Sur les toits, les anciennes friches ou en pied d’immeuble ne poussent pas seulement rosiers et tomates. Dans ces espaces résiduels, une nouvelle façon d’être ensemble s’invente et se cultive. Fruit hybride des jardins ouvriers et des jardins familiaux de l’ère industrielle et du modèle américain des community gardens, les nouveaux jardins partagés recréent une convivialité à échelle humaine : repas de quartier, animations, spectacles, ils sont le théâtre d’échanges de proximité. Les enfants qui ont grandi en ville et sortent peu de leur quartier y découvrent le plaisir de la terre et des légumes frais cueillis.

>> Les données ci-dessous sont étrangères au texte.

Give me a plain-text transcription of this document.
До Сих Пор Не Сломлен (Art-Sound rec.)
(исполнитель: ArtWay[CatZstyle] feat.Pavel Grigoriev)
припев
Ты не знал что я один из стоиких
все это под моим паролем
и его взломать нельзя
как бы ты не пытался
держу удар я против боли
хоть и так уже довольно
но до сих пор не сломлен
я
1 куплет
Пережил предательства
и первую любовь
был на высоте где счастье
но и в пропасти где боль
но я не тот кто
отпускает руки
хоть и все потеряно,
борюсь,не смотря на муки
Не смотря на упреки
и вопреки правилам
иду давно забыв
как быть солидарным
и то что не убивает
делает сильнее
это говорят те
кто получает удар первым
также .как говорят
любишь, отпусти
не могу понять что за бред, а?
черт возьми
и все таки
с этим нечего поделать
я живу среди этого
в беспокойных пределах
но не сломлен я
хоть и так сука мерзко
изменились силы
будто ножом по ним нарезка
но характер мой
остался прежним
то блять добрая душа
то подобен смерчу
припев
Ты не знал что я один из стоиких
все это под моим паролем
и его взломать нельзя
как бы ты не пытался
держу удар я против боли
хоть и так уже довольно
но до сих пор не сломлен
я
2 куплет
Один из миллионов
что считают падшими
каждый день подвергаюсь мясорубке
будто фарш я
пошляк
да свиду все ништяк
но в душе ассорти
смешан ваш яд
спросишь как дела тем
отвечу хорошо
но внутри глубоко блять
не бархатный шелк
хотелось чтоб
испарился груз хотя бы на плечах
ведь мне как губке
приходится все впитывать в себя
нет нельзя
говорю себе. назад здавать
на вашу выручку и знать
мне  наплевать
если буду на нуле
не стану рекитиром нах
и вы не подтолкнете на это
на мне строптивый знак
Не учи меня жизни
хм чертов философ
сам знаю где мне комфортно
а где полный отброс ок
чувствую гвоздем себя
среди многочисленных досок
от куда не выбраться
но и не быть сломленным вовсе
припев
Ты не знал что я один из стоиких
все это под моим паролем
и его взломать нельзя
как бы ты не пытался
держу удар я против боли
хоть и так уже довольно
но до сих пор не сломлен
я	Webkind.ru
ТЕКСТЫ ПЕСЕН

Les jardiniers néophytes y recueillent astuces et conseils auprès des plus expérimentés. Ces nouveaux espaces transcendent l’âge, la culture et le milieu social. Autour d’une plate-bande, les mains dans la terre, tout le monde a sa place : les personnes âgées, souvent porteuses d’un savoir qu’elles ont plaisir à transmettre, les enfants, que passionne d’emblée le contact du vivant, les personnes à faible revenu, pour qui l’accès à la nature redevient possible dès lors que le jardin vient à elles.
Les toits verts, un engouement qui dure
« En 2017, convaincu que l’agriculture urbaine pouvait devenir une tendance sociétale de fond, le groupe RATP a noué un partenariat avec AgroParistech et implanté à la Maison de la RATP un démonstrateur qui a séduit une soixantaine d’agents volontaires. Cette tendance s’est confirmée avec le lancement par la Ville de Paris de l’appel à projets Parisculteurs, dans lequel l’un de nos sites a été retenu. Aujourd’hui, nous estimons à 40 000 mètres carrés le potentiel de végétalisation sur notre patrimoine foncier, dont un tiers d’agriculture urbaine. Cette “cinquième” façade que constituent les toits végétalisés suscite beaucoup d’intérêt auprès de publics très divers. Chaque jardin est unique et polymorphe : ainsi celui de notre centre bus des Ateliers Jourdan (Paris 14e) est investi à la fois par les habitants de l’immeuble et les étudiants de la résidence construits au-dessus du centre, par les écoles voisines et par une association. »
Les jardins partagés sont des laboratoires
« Depuis une quinzaine d’années, on assiste à un vrai changement culturel. À Paris, par exemple, ingénieurs, jardiniers et urbanistes assumaient auparavant une mission de préservation et d’embellissement du patrimoine des parcs et jardins hérité de la IIIe République. Le public était alors dans un rapport contemplatif à ces paysages. L’essor des jardins partagés a modifié la donne en permettant aux habitants de créer aussi du paysage. La Ville de Paris aurait pu choisir la standardisation, à partir d’un prototype de jardin déclinable sous différents formats. Mais en optant pour une nouvelle forme de dialogue avec les habitants, elle a permis à quelque 150 jardins partagés très diversifiés d’éclore, en coproduction entre habitants et “experts”. Chacun a dû trouver sa place. Pour certains professionnels, la remise en cause est difficile mais ces nouveaux jardins sont autant de laboratoires pour la ville de demain. »
Ancien hôpital, friche urbaine, gare désaffectée : les entre-deux de la ville, parents pauvres de l’aménagement urbain, sont aujourd’hui considérés comme de formidables terrains d’expérimentation, comme des préfigurations de la ville de demain. De taille et d’envergure variables, les écoquartiers ont tous en commun un même souci du développement durable et une même ambition de mixité sociale, dans des îlots mêlant équipements publics, logements et services.